Okay, so you’ve got all those freely moving people within Canada about whom no one over there is overly concerned. And you’ve got all those freely moving people here within the United States who no one over here is overly concerned about.
But as soon as you propose that all those freely moving people within Canada be free to cross the border into the United States without government obstruction and to move freely about the United States, U.S. officials have a conniption fit.
By the same token, if you propose that all those freely moving people within the United States be free to cross the border without obstruction and move about freely in Canada, Canadian officials have a conniption fit.
You see, what’s fascinating is that Canadian officials aren’t overly paranoid about the people moving freely within Canada but U.S. officials are. Conversely, U.S. officials aren’t paranoid about people moving freely within the United States but Canadian officials are. Each side thinks the other side is just filled with drug dealers, drug users, communists, and terrorists who would immediately cross the border and start freely moving within the adjoining country if there were no checkpoints between the two countries.

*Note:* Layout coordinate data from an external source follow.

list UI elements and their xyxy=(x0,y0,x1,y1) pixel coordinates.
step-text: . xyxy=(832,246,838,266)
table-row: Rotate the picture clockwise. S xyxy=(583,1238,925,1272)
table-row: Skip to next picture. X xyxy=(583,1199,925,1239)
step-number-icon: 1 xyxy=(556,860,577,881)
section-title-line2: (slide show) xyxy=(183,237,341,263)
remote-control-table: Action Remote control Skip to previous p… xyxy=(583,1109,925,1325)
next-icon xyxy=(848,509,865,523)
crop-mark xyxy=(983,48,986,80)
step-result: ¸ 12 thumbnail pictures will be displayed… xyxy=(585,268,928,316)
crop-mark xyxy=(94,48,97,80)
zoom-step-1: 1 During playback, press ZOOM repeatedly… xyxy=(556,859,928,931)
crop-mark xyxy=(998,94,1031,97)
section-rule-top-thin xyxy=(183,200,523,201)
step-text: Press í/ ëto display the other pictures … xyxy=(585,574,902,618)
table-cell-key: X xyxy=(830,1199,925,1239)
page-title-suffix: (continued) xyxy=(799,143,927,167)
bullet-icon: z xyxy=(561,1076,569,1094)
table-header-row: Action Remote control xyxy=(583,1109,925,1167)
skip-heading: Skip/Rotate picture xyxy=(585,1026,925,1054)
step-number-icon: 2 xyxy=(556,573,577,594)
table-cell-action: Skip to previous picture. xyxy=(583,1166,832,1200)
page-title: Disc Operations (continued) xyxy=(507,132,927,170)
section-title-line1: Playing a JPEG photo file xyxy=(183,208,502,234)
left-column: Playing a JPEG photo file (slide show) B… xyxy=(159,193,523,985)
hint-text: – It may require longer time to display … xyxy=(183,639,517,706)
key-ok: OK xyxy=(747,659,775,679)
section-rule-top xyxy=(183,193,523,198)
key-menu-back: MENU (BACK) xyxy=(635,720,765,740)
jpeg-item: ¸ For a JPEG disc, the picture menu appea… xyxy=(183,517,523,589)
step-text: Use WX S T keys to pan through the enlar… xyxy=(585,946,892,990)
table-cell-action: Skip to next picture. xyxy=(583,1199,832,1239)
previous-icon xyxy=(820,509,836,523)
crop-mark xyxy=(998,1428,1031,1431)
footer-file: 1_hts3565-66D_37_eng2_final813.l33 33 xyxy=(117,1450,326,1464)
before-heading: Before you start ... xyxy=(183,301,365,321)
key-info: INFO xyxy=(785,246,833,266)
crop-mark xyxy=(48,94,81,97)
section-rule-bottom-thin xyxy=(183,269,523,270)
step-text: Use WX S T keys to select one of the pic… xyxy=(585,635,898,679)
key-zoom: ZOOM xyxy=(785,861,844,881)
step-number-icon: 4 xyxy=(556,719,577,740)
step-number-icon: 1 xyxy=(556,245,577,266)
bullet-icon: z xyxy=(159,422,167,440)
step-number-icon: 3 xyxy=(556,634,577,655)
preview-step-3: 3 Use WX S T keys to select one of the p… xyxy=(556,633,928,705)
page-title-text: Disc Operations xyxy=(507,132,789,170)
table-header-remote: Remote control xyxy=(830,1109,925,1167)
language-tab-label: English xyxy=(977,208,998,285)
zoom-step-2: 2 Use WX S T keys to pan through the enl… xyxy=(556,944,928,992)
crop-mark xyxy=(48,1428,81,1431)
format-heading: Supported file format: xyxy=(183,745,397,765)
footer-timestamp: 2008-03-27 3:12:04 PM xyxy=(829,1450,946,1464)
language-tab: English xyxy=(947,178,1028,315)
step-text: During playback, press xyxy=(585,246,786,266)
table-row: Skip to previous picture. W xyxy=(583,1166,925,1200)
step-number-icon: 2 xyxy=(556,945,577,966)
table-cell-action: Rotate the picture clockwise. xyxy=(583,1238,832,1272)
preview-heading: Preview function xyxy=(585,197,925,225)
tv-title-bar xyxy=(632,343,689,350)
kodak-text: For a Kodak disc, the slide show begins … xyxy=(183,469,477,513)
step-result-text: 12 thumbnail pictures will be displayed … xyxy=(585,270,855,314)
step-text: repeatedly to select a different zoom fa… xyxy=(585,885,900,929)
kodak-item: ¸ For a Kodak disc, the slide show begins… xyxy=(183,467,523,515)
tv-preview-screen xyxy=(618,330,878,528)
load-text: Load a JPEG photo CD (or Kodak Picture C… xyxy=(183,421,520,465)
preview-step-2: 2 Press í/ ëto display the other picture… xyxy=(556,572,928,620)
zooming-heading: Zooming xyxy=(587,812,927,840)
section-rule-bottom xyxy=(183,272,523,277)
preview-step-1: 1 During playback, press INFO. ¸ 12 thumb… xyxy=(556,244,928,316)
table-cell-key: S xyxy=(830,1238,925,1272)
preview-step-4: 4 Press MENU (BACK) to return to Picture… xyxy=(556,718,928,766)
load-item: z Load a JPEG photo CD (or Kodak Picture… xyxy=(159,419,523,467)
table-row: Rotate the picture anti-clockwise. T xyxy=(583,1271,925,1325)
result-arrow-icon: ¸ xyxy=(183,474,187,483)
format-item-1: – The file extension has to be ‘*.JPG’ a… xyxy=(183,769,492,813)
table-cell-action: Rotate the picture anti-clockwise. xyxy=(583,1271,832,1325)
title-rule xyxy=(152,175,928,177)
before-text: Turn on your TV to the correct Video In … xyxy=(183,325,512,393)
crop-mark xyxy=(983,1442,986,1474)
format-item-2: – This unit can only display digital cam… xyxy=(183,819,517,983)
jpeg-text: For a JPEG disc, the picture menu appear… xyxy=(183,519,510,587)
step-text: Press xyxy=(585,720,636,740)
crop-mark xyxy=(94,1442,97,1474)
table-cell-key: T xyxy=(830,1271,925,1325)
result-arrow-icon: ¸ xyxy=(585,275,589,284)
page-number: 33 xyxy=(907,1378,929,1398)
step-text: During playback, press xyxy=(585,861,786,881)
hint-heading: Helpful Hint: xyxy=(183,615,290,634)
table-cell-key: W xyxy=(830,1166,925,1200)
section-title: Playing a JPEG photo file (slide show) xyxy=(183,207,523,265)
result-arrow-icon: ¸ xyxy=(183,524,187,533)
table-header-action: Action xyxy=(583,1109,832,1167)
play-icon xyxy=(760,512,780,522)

Why do people have a system that permits such nonsense? Because they have all grown up with it and therefore they just accept that it’s a permanent part of life, one that people can never get rid of. Even worse, since people are inculcated with the notion that they’ve been born and raised in a free society, they automatically assume that such checkpoints are an essential part of living in a free society. Worst of all, given the mindset of conformity and deference to authority that is molded in people by the government’s schooling system, most people are unable to ask and contemplate the most important question of all: “Why?”